Not long ago - a half-year, perhaps - Myrkentown's north gate had been surrounded by a rude sprawl of of primitive dwellings. Tents and shanties, ramshackle shelters without order or forethought, clustered like flotsam against the town wall; home to those too impoverished even for the town's poor districts - refugees from Derry, for the most part, their numbers swelled after the eventual fall of Wrexham. An eyesore, a blight, shabby and stinking and pestilent and thus - in every particular - anathema to the Lady Rhaena.
This being the case, the Foundation had turned its considerable resources to addressing the problem, working a change upon the refugee settlement even as the Lady herself wrought more insidious changes upon Myrken society. The Foundation's coffers funded the purchase of timber and craftsmen, and over the long, hot summer the tents and lean-tos were cleared away, replaced with something altogether more lovely.
Now neat little rows of timber-frame cottages line the road between the town gates and the fork where Trapper's Folly joins the North Passage down. Simple dwellings that might be called charming with their whitewashed walls and shingle roofs. Each has its own little patch of ground - nothing so grand as to be considered a garden, but perhaps enough for a few vegetables or a splash of flowers - with a tidy picket fence dividing it from its neighbours. There are signs of pride here and there - a scrap of bright fabric at a window, a touch of paint to distinguish one house from those to either side. Mere months ago people here had next to nothing; now, thanks to the Lady, they at least have a place.

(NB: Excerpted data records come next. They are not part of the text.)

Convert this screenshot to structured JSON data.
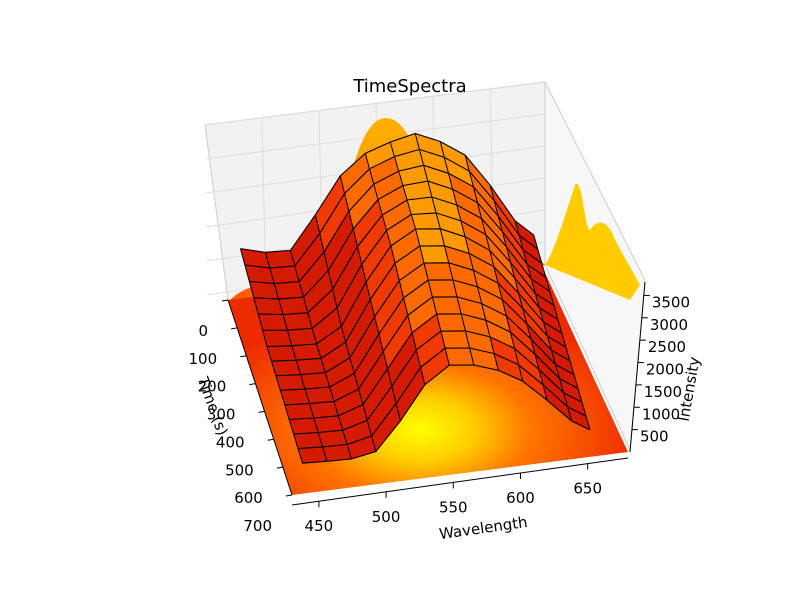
{
  "chart_data": {
    "type": "surface3d",
    "title": "TimeSpectra",
    "xlabel": "Wavelength",
    "ylabel": "Time (s)",
    "zlabel": "Intensity",
    "x_ticks": [
      "450",
      "500",
      "550",
      "600",
      "650"
    ],
    "y_ticks": [
      "0",
      "100",
      "200",
      "300",
      "400",
      "500",
      "600",
      "700"
    ],
    "z_ticks": [
      "500",
      "1000",
      "1500",
      "2000",
      "2500",
      "3000",
      "3500"
    ],
    "xlim": [
      430,
      680
    ],
    "ylim": [
      0,
      720
    ],
    "zlim": [
      0,
      3800
    ],
    "colormap": [
      "#cc1100",
      "#e02a00",
      "#ff4400",
      "#ff6600",
      "#ff8800",
      "#ffaa00",
      "#ffcc00",
      "#ffee00"
    ],
    "wireframe_color": "#000000",
    "series": [
      {
        "time": 0,
        "wavelength": [
          440,
          460,
          480,
          500,
          520,
          540,
          560,
          580,
          600,
          620,
          640,
          660,
          675
        ],
        "intensity": [
          900,
          780,
          760,
          1350,
          2000,
          2350,
          2500,
          2600,
          2400,
          2100,
          1500,
          800,
          500
        ]
      },
      {
        "time": 300,
        "wavelength": [
          440,
          460,
          480,
          500,
          520,
          540,
          560,
          580,
          600,
          620,
          640,
          660,
          675
        ],
        "intensity": [
          600,
          560,
          540,
          800,
          1550,
          2150,
          2400,
          2350,
          2150,
          1850,
          1300,
          700,
          450
        ]
      },
      {
        "time": 700,
        "wavelength": [
          440,
          460,
          480,
          500,
          520,
          540,
          560,
          580,
          600,
          620,
          640,
          660,
          675
        ],
        "intensity": [
          450,
          430,
          420,
          500,
          1000,
          1600,
          1900,
          1850,
          1700,
          1450,
          1050,
          620,
          420
        ]
      }
    ],
    "projection": {
      "wall": "back",
      "peak_wavelength": 550,
      "peak_intensity": 3600
    }
  }
}
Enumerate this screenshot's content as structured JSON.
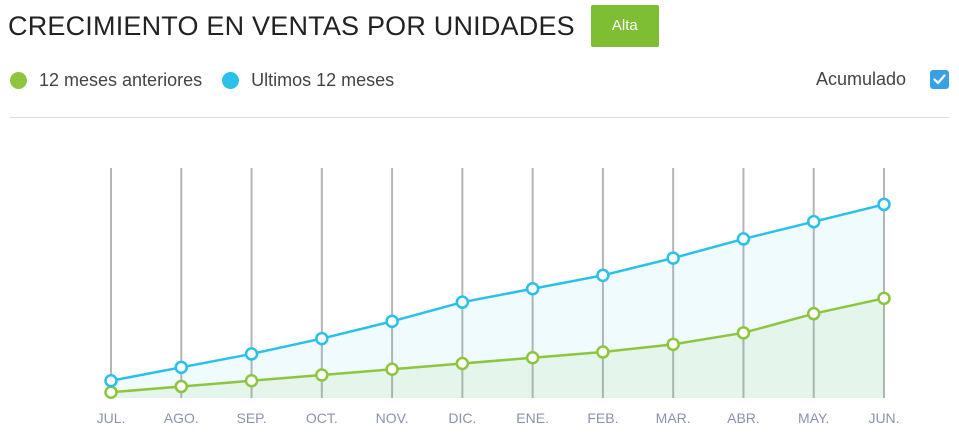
{
  "header": {
    "title": "CRECIMIENTO EN VENTAS POR UNIDADES",
    "badge": "Alta"
  },
  "legend": {
    "previous_label": "12 meses anteriores",
    "last_label": "Ultimos 12 meses",
    "cumulative_label": "Acumulado",
    "cumulative_checked": true
  },
  "colors": {
    "previous": "#8cc63f",
    "last": "#29c0ea",
    "badge": "#7dbe32",
    "checkbox": "#3aa0e6",
    "gridline": "#b5b5b5"
  },
  "chart_data": {
    "type": "area",
    "categories": [
      "JUL.",
      "AGO.",
      "SEP.",
      "OCT.",
      "NOV.",
      "DIC.",
      "ENE.",
      "FEB.",
      "MAR.",
      "ABR.",
      "MAY.",
      "JUN."
    ],
    "series": [
      {
        "name": "12 meses anteriores",
        "values": [
          3,
          6,
          9,
          12,
          15,
          18,
          21,
          24,
          28,
          34,
          44,
          52
        ]
      },
      {
        "name": "Ultimos 12 meses",
        "values": [
          9,
          16,
          23,
          31,
          40,
          50,
          57,
          64,
          73,
          83,
          92,
          101
        ]
      }
    ],
    "ylim": [
      0,
      120
    ],
    "grid": true,
    "cumulative": true
  }
}
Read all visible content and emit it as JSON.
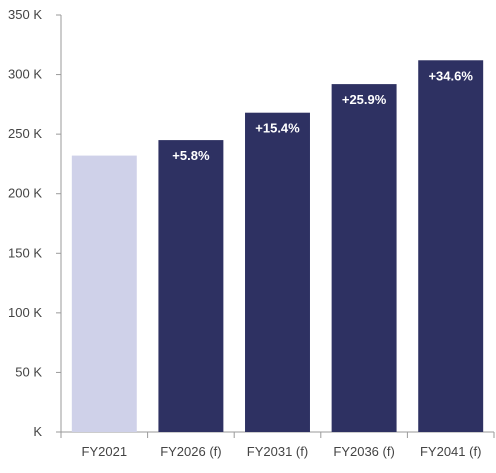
{
  "chart_data": {
    "type": "bar",
    "categories": [
      "FY2021",
      "FY2026 (f)",
      "FY2031 (f)",
      "FY2036 (f)",
      "FY2041 (f)"
    ],
    "values": [
      232,
      245,
      268,
      292,
      312
    ],
    "data_labels": [
      "",
      "+5.8%",
      "+15.4%",
      "+25.9%",
      "+34.6%"
    ],
    "yticks": [
      0,
      50,
      100,
      150,
      200,
      250,
      300,
      350
    ],
    "ytick_labels": [
      "K",
      "50 K",
      "100 K",
      "150 K",
      "200 K",
      "250 K",
      "300 K",
      "350 K"
    ],
    "ylim": [
      0,
      350
    ],
    "title": "",
    "xlabel": "",
    "ylabel": "",
    "grid": false,
    "bar_colors": [
      "#cfd1e9",
      "#2e3162",
      "#2e3162",
      "#2e3162",
      "#2e3162"
    ],
    "axis_color": "#9a9a9a"
  }
}
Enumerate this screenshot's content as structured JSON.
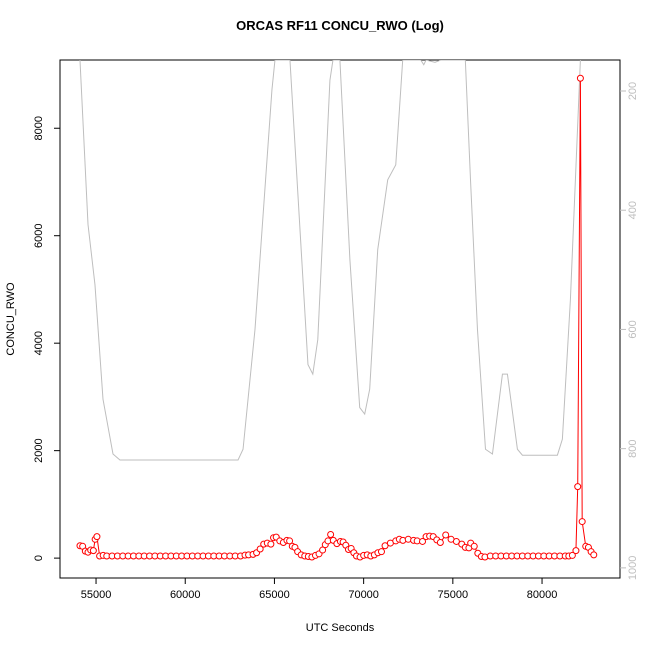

Squire to the Lady's knight, Cherny knows these houses well. He spent a good part of the summer here, helping carpenters and joiners in their work, fetching buckets of nails or stacks of shingles, working alongside hired labourers and the refugees themselves, learning bits and pieces of a half-dozen trades. He knows the people, has picked up the scraps of their stories they've deigned to share, has listened to countless variations on a common theme of loss, hunger, displacement, their homes lost, abandoned or stolen from them.
Jenifry Toll is one such example: a lady for all that she now lives in greatly reduced circumstances; a widow, her husband a captain of cavalry - a decent man of respectable breeding, among the first to ride against the Thessil invaders, and to die in fire and horror; a mother, fiercely protective of her three children, still haunted by the loss of her youngest in the years of occupation.
Cherny has come to know her, in the weeks that he has been visiting her home; he has learned to respect her quiet dignity, her insistence upon seeing things done correctly, her determination to see her children raised well, no matter what. He has come to appreciate her character, and in particular the principles which led to her taking in Sir Elliot Gahald in the aftermath of the Lady's fall, and doing her best to tend to his wounds. To the squire she has explained that she is indebted to the knight and his Lady for everything her family now has - a house, a home, a place - and it is thus only proper that she do what she can to help the knight, now that he needs it.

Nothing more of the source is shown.